Hacia las 17:30 el frente imperial ya estaba completamente roto y José I y Jourdan, ante el peligro de que todo su ejército terminase copado, ordenaron tocar retirada. Desde el alto de Jundiz, Miguel Ricardo observó el derrumbe enemigo y, sin perder tiempo, solicitó a Wellington que le prestase una unidad de caballería para entrar en la ciudad y cerrarla. Su amigo le cedió una de sus mejores unidades, el 1º de Húsares de la “King German Legion”, compuesta por alemanes.

Junto al Príncipe de Orange, el militar vitoriano se internó por el Camino Real y, tras rodear las últimas defensas imperiales, penetró en la capital alavesa expulsando de ella a los últimos soldados enemigos.
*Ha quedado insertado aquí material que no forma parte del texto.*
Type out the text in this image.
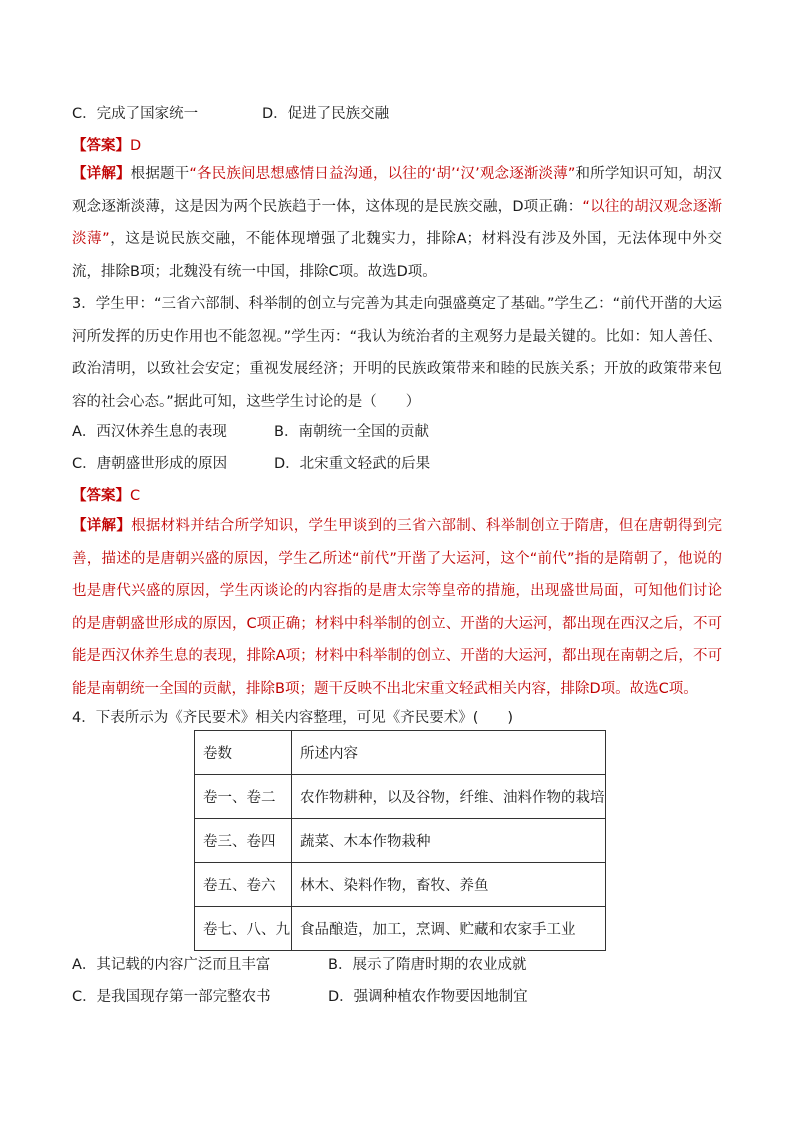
C．完成了国家统一	D．促进了民族交融
【答案】D
【详解】根据题干“各民族间思想感情日益沟通，以往的‘胡’‘汉’观念逐渐淡薄”和所学知识可知，胡汉观念逐渐淡薄，这是因为两个民族趋于一体，这体现的是民族交融，D项正确：“以往的胡汉观念逐渐淡薄”，这是说民族交融，不能体现增强了北魏实力，排除A；材料没有涉及外国，无法体现中外交流，排除B项；北魏没有统一中国，排除C项。故选D项。
3．学生甲：“三省六部制、科举制的创立与完善为其走向强盛奠定了基础。”学生乙：“前代开凿的大运河所发挥的历史作用也不能忽视。”学生丙：“我认为统治者的主观努力是最关键的。比如：知人善任、政治清明，以致社会安定；重视发展经济；开明的民族政策带来和睦的民族关系；开放的政策带来包容的社会心态。”据此可知，这些学生讨论的是（　　）
A．西汉休养生息的表现	B．南朝统一全国的贡献
C．唐朝盛世形成的原因	D．北宋重文轻武的后果
【答案】C
【详解】根据材料并结合所学知识，学生甲谈到的三省六部制、科举制创立于隋唐，但在唐朝得到完善，描述的是唐朝兴盛的原因，学生乙所述“前代”开凿了大运河，这个“前代”指的是隋朝了，他说的也是唐代兴盛的原因，学生丙谈论的内容指的是唐太宗等皇帝的措施，出现盛世局面，可知他们讨论的是唐朝盛世形成的原因，C项正确；材料中科举制的创立、开凿的大运河，都出现在西汉之后，不可能是西汉休养生息的表现，排除A项；材料中科举制的创立、开凿的大运河，都出现在南朝之后，不可能是南朝统一全国的贡献，排除B项；题干反映不出北宋重文轻武相关内容，排除D项。故选C项。
4．下表所示为《齐民要术》相关内容整理，可见《齐民要术》(　　)
卷数	所述内容
卷一、卷二	农作物耕种，以及谷物，纤维、油料作物的栽培
卷三、卷四	蔬菜、木本作物栽种
卷五、卷六	林木、染料作物，畜牧、养鱼
卷七、八、九	食品酿造，加工，烹调、贮藏和农家手工业
A．其记载的内容广泛而且丰富	B．展示了隋唐时期的农业成就
C．是我国现存第一部完整农书	D．强调种植农作物要因地制宜
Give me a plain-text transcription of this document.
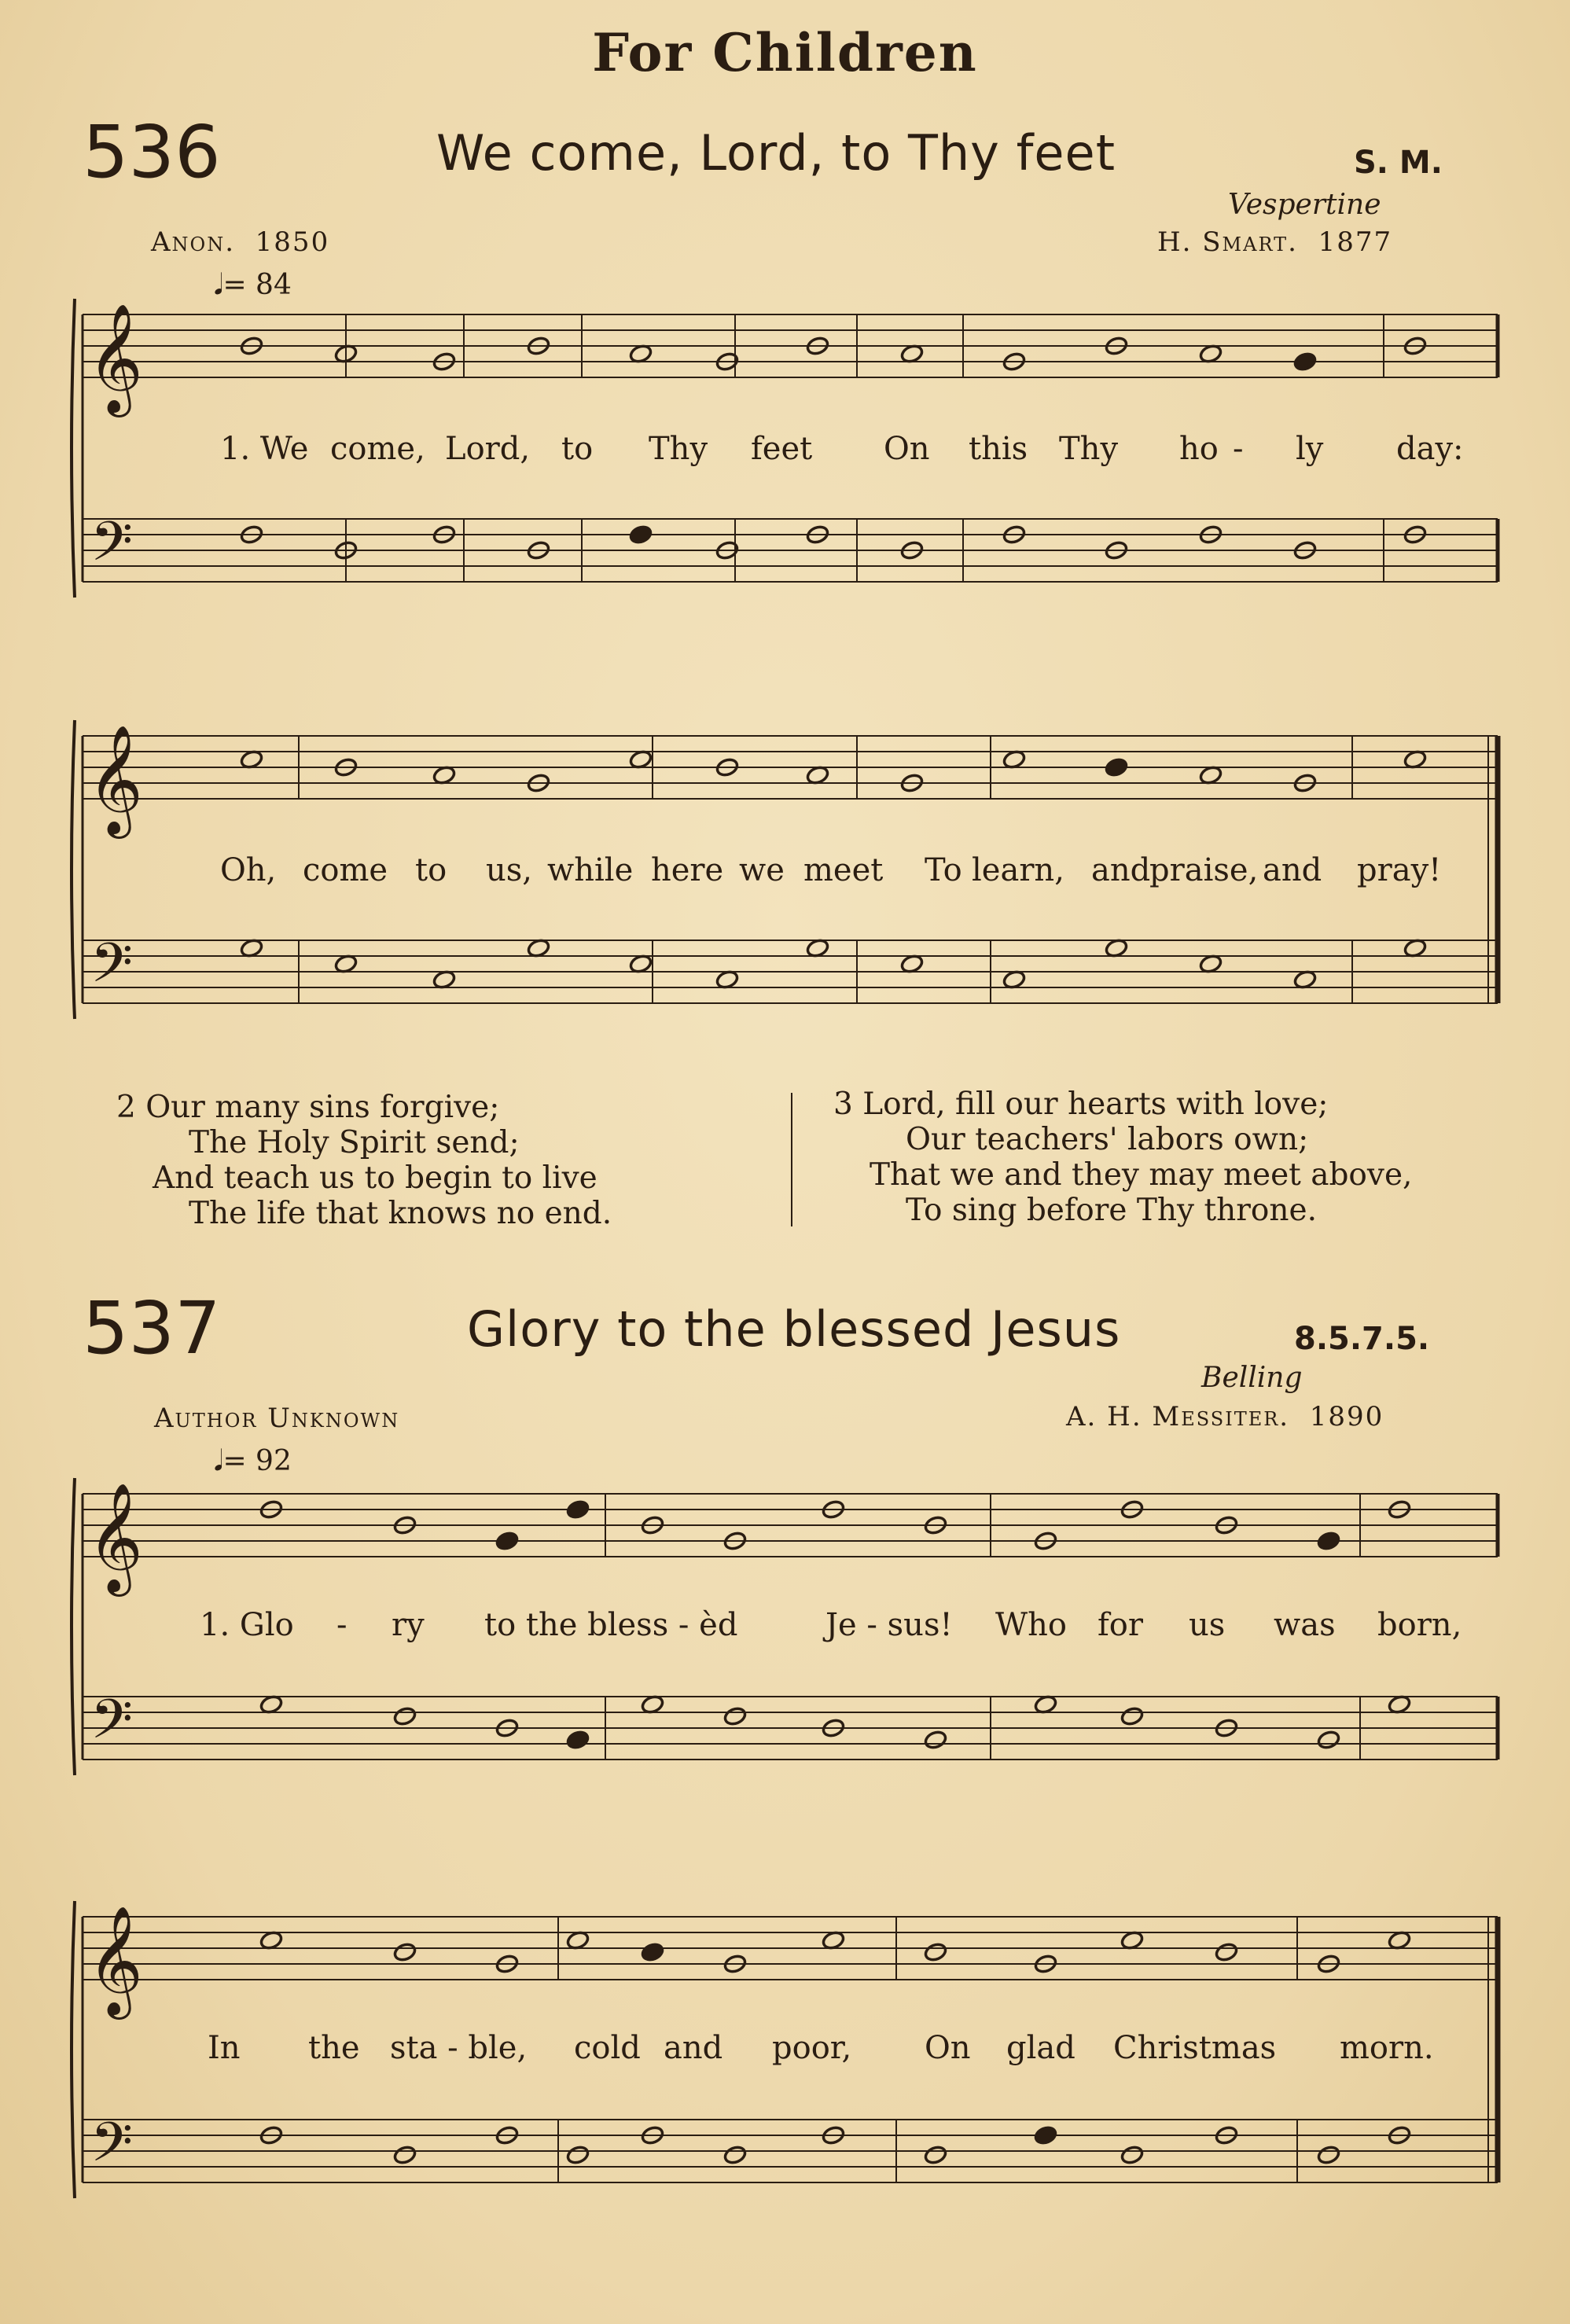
For Children
536	We come, Lord, to Thy feet	S. M.
Vespertine
Anon. 1850	H. Smart. 1877
𝅘𝅥= 84
𝄞
𝄢
𝄞
𝄢
𝄞
𝄢
𝄞
𝄢
1. We come, Lord, to Thy feet On this Thy ho - ly day:
Oh, come to us, while here we meet To learn, and
praise, and pray!
2 Our many sins forgive;
The Holy Spirit send;
And teach us to begin to live
The life that knows no end.
3 Lord, fill our hearts with love;
Our teachers' labors own;
That we and they may meet above,
To sing before Thy throne.
537	Glory to the blessed Jesus	8.5.7.5.
Belling
Author Unknown	A. H. Messiter. 1890
𝅘𝅥= 92
1. Glo - ry to the bless - èd	Je - sus! Who for us was born,
In the sta - ble, cold and poor, On glad Christmas morn.
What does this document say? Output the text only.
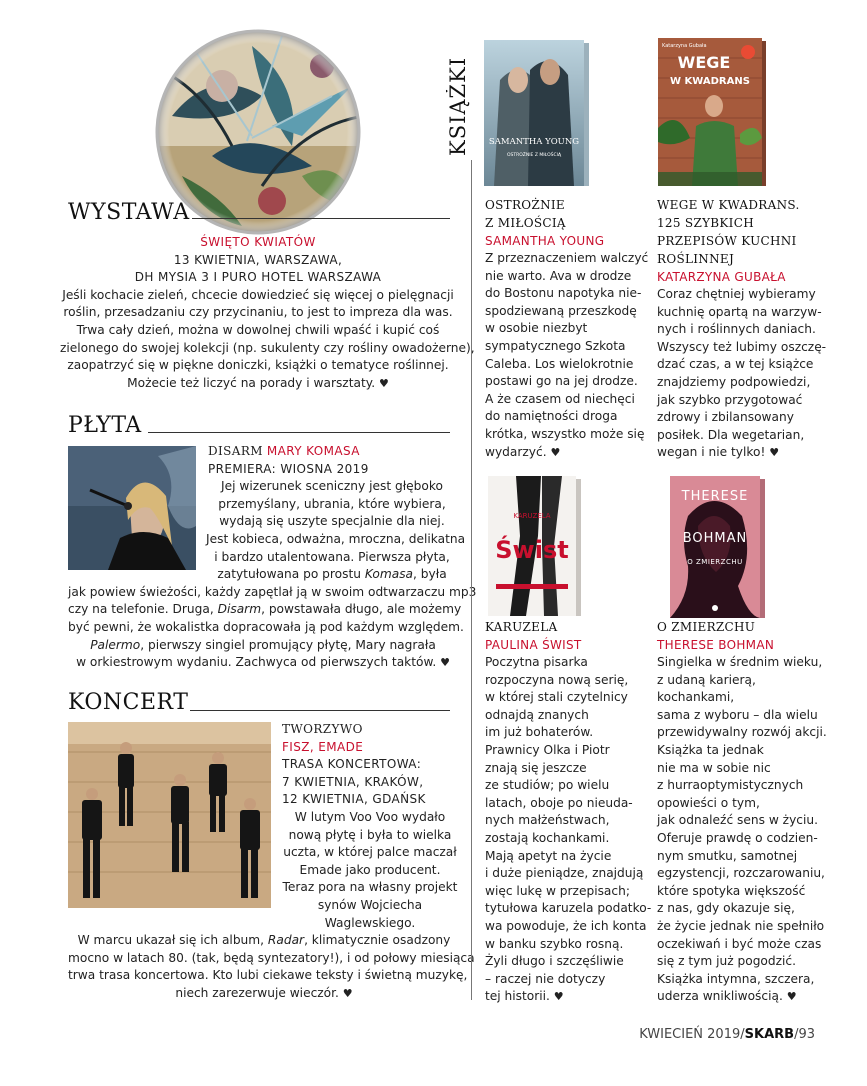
WYSTAWA
ŚWIĘTO KWIATÓW
13 KWIETNIA, WARSZAWA,
DH MYSIA 3 I PURO HOTEL WARSZAWA
Jeśli kochacie zieleń, chcecie dowiedzieć się więcej o pielęgnacji
roślin, przesadzaniu czy przycinaniu, to jest to impreza dla was.
Trwa cały dzień, można w dowolnej chwili wpaść i kupić coś
zielonego do swojej kolekcji (np. sukulenty czy rośliny owadożerne),
zaopatrzyć się w piękne doniczki, książki o tematyce roślinnej.
Możecie też liczyć na porady i warsztaty. ♥
PŁYTA
DISARM MARY KOMASA
PREMIERA: WIOSNA 2019
Jej wizerunek sceniczny jest głęboko
przemyślany, ubrania, które wybiera,
wydają się uszyte specjalnie dla niej.
Jest kobieca, odważna, mroczna, delikatna
i bardzo utalentowana. Pierwsza płyta,
zatytułowana po prostu Komasa, była
jak powiew świeżości, każdy zapętlał ją w swoim odtwarzaczu mp3
czy na telefonie. Druga, Disarm, powstawała długo, ale możemy
być pewni, że wokalistka dopracowała ją pod każdym względem.
Palermo, pierwszy singiel promujący płytę, Mary nagrała
w orkiestrowym wydaniu. Zachwyca od pierwszych taktów. ♥
KONCERT
TWORZYWO
FISZ, EMADE
TRASA KONCERTOWA:
7 KWIETNIA, KRAKÓW,
12 KWIETNIA, GDAŃSK
W lutym Voo Voo wydało
nową płytę i była to wielka
uczta, w której palce maczał
Emade jako producent.
Teraz pora na własny projekt
synów Wojciecha
Waglewskiego.
W marcu ukazał się ich album, Radar, klimatycznie osadzony
mocno w latach 80. (tak, będą syntezatory!), i od połowy miesiąca
trwa trasa koncertowa. Kto lubi ciekawe teksty i świetną muzykę,
niech zarezerwuje wieczór. ♥
KSIĄŻKI SAMANTHA YOUNG
OSTROŻNIE Z MIŁOŚCIĄ
Katarzyna Gubała
WEGE
W KWADRANS
KARUZELA
Świst
THERESE
BOHMAN
O ZMIERZCHU
OSTROŻNIE
Z MIŁOŚCIĄ
SAMANTHA YOUNG
Z przeznaczeniem walczyć
nie warto. Ava w drodze
do Bostonu napotyka nie-
spodziewaną przeszkodę
w osobie niezbyt
sympatycznego Szkota
Caleba. Los wielokrotnie
postawi go na jej drodze.
A że czasem od niechęci
do namiętności droga
krótka, wszystko może się
wydarzyć. ♥
WEGE W KWADRANS.
125 SZYBKICH
PRZEPISÓW KUCHNI
ROŚLINNEJ
KATARZYNA GUBAŁA
Coraz chętniej wybieramy
kuchnię opartą na warzyw-
nych i roślinnych daniach.
Wszyscy też lubimy oszczę-
dzać czas, a w tej książce
znajdziemy podpowiedzi,
jak szybko przygotować
zdrowy i zbilansowany
posiłek. Dla wegetarian,
wegan i nie tylko! ♥
KARUZELA
PAULINA ŚWIST
Poczytna pisarka
rozpoczyna nową serię,
w której stali czytelnicy
odnajdą znanych
im już bohaterów.
Prawnicy Olka i Piotr
znają się jeszcze
ze studiów; po wielu
latach, oboje po nieuda-
nych małżeństwach,
zostają kochankami.
Mają apetyt na życie
i duże pieniądze, znajdują
więc lukę w przepisach;
tytułowa karuzela podatko-
wa powoduje, że ich konta
w banku szybko rosną.
Żyli długo i szczęśliwie
– raczej nie dotyczy
tej historii. ♥
O ZMIERZCHU
THERESE BOHMAN
Singielka w średnim wieku,
z udaną karierą,
kochankami,
sama z wyboru – dla wielu
przewidywalny rozwój akcji.
Książka ta jednak
nie ma w sobie nic
z hurraoptymistycznych
opowieści o tym,
jak odnaleźć sens w życiu.
Oferuje prawdę o codzien-
nym smutku, samotnej
egzystencji, rozczarowaniu,
które spotyka większość
z nas, gdy okazuje się,
że życie jednak nie spełniło
oczekiwań i być może czas
się z tym już pogodzić.
Książka intymna, szczera,
uderza wnikliwością. ♥
KWIECIEŃ 2019/SKARB/93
Poco más tarde, pediría a las multitudes que habían salido a vitorearle que cerrasen puertas y ventanas porque los que estaban a punto de venir eran peores que los que se habían ido.

Su petición estaba justificada ya que había sido testigo de la suerte de Ciudad Rodrigo y Badajoz en enero y abril de 1812. Ambas localidades fueron horriblemente saqueadas por unas tropas que habían llegado como libertadoras. Esto no sucedería en Vitoria donde, a la noche, la calma era completa. Como agradecimiento, una comisión municipal le hizo obsequi, en enero de 1814, de una bella espada de ceñir con sus iniciales y varios símbolos del escudo de armas de la familia Álava grabados en la empuñadura. Hoy, esta espada se conserva en Londres ya que Miguel Ricardo se la regaló a su gran amigo Lord Fitzroy Somerset.